C’est pendant son voyage de retour vers le Danemark qu’intervient la mort de Polonius. Laërte l’apprend à son arrivée. Il lève une armée pour s’emparer de la couronne…

La déchéance familiale pour Ophélie :

Cette question du rapport au temps, nous aide à mieux cerner la folie d’Ophélie. Le déclenchement de sa folie, n’est pas du au seul départ de l’être aimé pour l’Angleterre et à la mort de son père.

Ophélie tombe en pamoison avec la « déclaration d’amour » de Hamlet – déclaration qu’il faut situer après le décès de son propre père. Il faut se dire que dès cet instant, Hamlet passe à l’action : il secoue l’arbre fruitier pour mieux observer les fruits qui vont tomber.

Cette vision des choses est fondamentale pour comprendre la mécanique de cette pièce. Ophélie ne perd pas l’être aimé avec la mort de son père et le départ précipité de Hamlet pour l’Angleterre. Ophélie comprend qu’elle a été abusée dans la scène de la galerie.

Donc, lorsque le sous-titre du film indique à l’acte 4 : « quelques semaines plus tard », il faut comprendre que le délire d’Ophélie va beaucoup plus loin qu’un simple chagrin d’amour, ou le deuil de son père, c’est de la déchéance de toute une famille dont il est question. Polonius est quand même conseiller du roi, ce n’est pas n’importe quel rang.

Le sujet de la condition de la femme :

Cette pièce de Shakespeare, nous dit Hugues Serge Limbvani, offre des opportunités d’adaptation à la culture africaine. L’apport de cette « adaptation », c’est donc les deux monologues de Gertrudes qui dénoncent la condition de la femme (la soumission, les mariages forcés…). Ils ont la même force et la même valeur que ceux de Hamlet lui-même.

Mon propos n’est pas de les reproduire ici mais d’arriver aux mêmes fins en insistant sur le caractère non misogyne à vouloir faire passer au premier plan le matricide comme sujet principal de cette pièce. Car au fond les metteurs en scène, les critiques, se succèdent pour nous parler chaque fois d’une pièce différente qui nous mène toujours au même résumé et à la même conclusion : Hamlet procrastine à vouloir tuer son oncle, et personne ne nous dit jamais que la mort d’Ophélie fonctionne comme play-scène et annonce la mort de Gertrude ; ou que la procrastination est la conséquence d’un interdit posé par le spectre qui éveil chez le spectateur cette jouissance de voir cette mère indigne…

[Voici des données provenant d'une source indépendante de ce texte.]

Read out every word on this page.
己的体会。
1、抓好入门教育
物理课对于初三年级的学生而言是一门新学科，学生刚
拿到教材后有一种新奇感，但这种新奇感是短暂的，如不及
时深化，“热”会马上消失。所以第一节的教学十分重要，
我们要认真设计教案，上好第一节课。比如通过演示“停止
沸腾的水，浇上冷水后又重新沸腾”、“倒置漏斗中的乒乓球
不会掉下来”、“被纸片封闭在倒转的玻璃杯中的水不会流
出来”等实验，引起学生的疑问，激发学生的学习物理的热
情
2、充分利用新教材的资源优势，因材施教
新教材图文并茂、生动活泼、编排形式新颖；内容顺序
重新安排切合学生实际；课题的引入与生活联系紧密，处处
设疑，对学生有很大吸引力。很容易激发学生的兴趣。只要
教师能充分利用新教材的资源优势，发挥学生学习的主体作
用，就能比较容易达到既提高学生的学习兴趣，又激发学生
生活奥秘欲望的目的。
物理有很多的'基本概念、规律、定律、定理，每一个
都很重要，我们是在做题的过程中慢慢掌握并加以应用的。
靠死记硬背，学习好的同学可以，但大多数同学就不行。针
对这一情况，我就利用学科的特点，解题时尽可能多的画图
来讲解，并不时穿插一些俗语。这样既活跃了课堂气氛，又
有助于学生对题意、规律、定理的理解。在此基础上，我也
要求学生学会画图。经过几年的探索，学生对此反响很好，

Le cynisme du couple royal :

Hugues Serge Limbvani résiste lui-même. Dans le film il nous parle du « cynisme » de Claudius. De mon point de vue, c’est un doux par rapport à Gertrude. Certes Claudius prend la décision d’envoyer Hamlet en Angleterre – si à cet instant il n’a pas scellé les ordonnances pour le faire éliminer, c’est alors plutôt bienveillant de sa part : il lui fait prendre le large parce qu’il voit bien que sa relation avec sa mère se dégrade.

Les rapports entre Hamlet et sa mère cause de sa folie meurtrière :

Dès le début Gertrude se montre ambivalente vis-à-vis de son fils : dans un premier temps, elle explique le trouble de Hamlet par la mort de son père (pas son mari) et son remariage précipité, dans un deuxième temps, lorsque Polonius expose au couple royal les raisons de la folie de Hamlet, il n’y va pas par quatre chemins, Hamlet est fou – il n’est pas fou amoureux, non, son amour pour Ophélie l’a rendu fou !

Cette prise de position de Gertrude – et de Polonius – pour la folie de son propre fils est d’une violence inouïe. Ce double-jeu de Polonius, pour des raisons obscures – aussi obscures que le secret de Rosencrantz et Guildenstern que Hamlet ne manque pas de leur renvoyer (et qui doit servir dans l’écriture de la suite au Hamlet) – sera fatale à Polonius. Alors que Claudius a pris la ferme résolution d’envoyer Hamlet en Angleterre, il insiste à vouloir provoquer une entrevue entre Hamlet et sa mère afin qu’elle le raisonne, qu’elle le sermonne fermement.

Au cours de cet entretien, Hamlet lui révèle qu’il est fou par ruse. Gertrude lui répond qu’elle ne soufflera mot de ce qu’il lui a dit. Sa propre mère le prend pour un fou et préfère le voir partir pour l’Angleterre. Il y a de quoi passer de l’autre côté du miroir. Hamlet sait déjà pour les ordonnances scellées et qu’il aura à faire sauter les deux artificiers avec leurs propres pétards.

Le suicide et le matricide maquillé en régicide :

Il faut avoir une sacrée paire de « corones » pour accepter un duel en présence de Claudius, celui-là même dont il sait qu’il avait signé son arrêt de mort et pour accepter un duel avec celui dont il a anéanti la famille.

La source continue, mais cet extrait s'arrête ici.